More specifically, when the unit 10 is under compression thus causing the tubes 12 and 14 to relatively retract, the internal enclosed volume defined by the two tubes 12 and 14 and the respective ends is reduced. This causes fluid to be forced from the chamber 29 through a series of obliquely inclined ports 40 formed in the valve body 25 and passed uplifting shims 54 into chamber 24. As the volume of fluid being forced into chamber 24 increases, piston 22 travels axially along the inside wall of tube 12 towards the outboard or proximal end of this tube, thereby further compressing the gas in chamber 20 and increasing the internal pressure within component . This in turn offers increasing resistance to further relative movement of tubes 12 and 14 , thus limiting the amount of travel of tube 14. At the same time, as the valve body moves towards the head 13 of the tube 14, fluid within the intermediate chamber 52 is pumped therefrom into the cooling circuit 60, the annular valve shim set 57 acting to close the ducts 50.

On extension or rebound, the annular non-return shim set 57 in chamber 52 opens the ducts 50 so that fluid is able to pass into the chamber 52, and shims 54 close the ports 40, and the compressed gas in the chamber 20 causes the piston 22 to move thereby causing fluid to flow from chamber 24 into chamber 29 through a second series of oblique ports 42 controlled by shims 55.

Both ends of the integrated unit 10 are provided with suitable fittings such as the fitting eye 31 to enable the unit 10 to be located in place as part of the suspension system of a motor vehicle or the like.
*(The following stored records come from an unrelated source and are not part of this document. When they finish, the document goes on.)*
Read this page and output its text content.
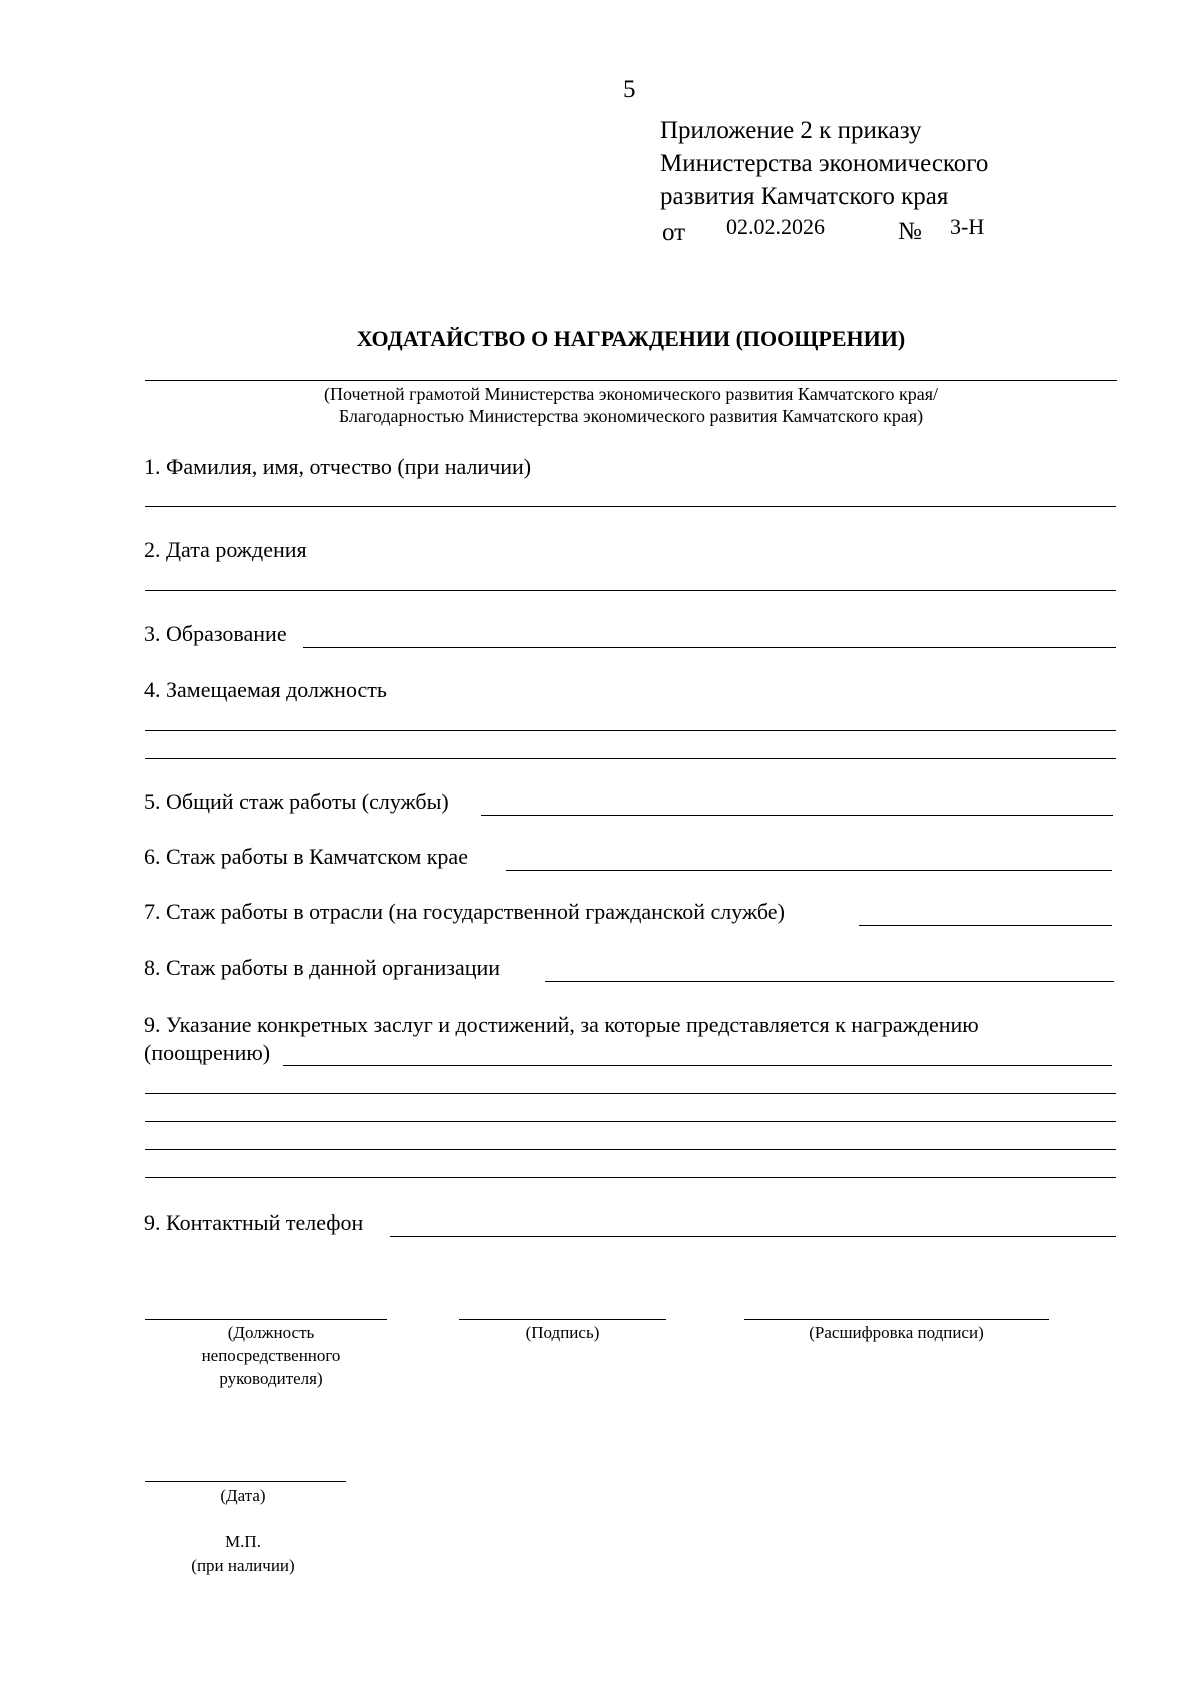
5
Приложение 2 к приказу
Министерства экономического
развития Камчатского края
от 02.02.2026	№ 3-Н
ХОДАТАЙСТВО О НАГРАЖДЕНИИ (ПООЩРЕНИИ)
(Почетной грамотой Министерства экономического развития Камчатского края/
Благодарностью Министерства экономического развития Камчатского края)
1. Фамилия, имя, отчество (при наличии)
2. Дата рождения
3. Образование
4. Замещаемая должность
5. Общий стаж работы (службы)
6. Стаж работы в Камчатском крае
7. Стаж работы в отрасли (на государственной гражданской службе)
8. Стаж работы в данной организации
9. Указание конкретных заслуг и достижений, за которые представляется к награждению
(поощрению)
9. Контактный телефон
(Должность непосредственного руководителя)
(Подпись)	(Расшифровка подписи)
(Дата)
М.П.
(при наличии)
It is to be noted that any suitable fitting 27 can be provided at either or both ends of this form of the unit: exemplary fittings are illustrated.

In operation of this embodiment of the suspension unit 10, the outboard end of damping tube 14 is mounted to suspension components of the vehicle, or to other components by which the unit is connected either directly or indirectly to a road wheel of the vehicle. As the wheel traverses the ground, the tube 14 moves in accordance with the relative vertical movement of the vehicle wheel as it moves over the terrain. The outboard end of tube 12 may be connected to the chassis or body work of the motor vehicle, or other fixed component, and is thus relatively fixed in place.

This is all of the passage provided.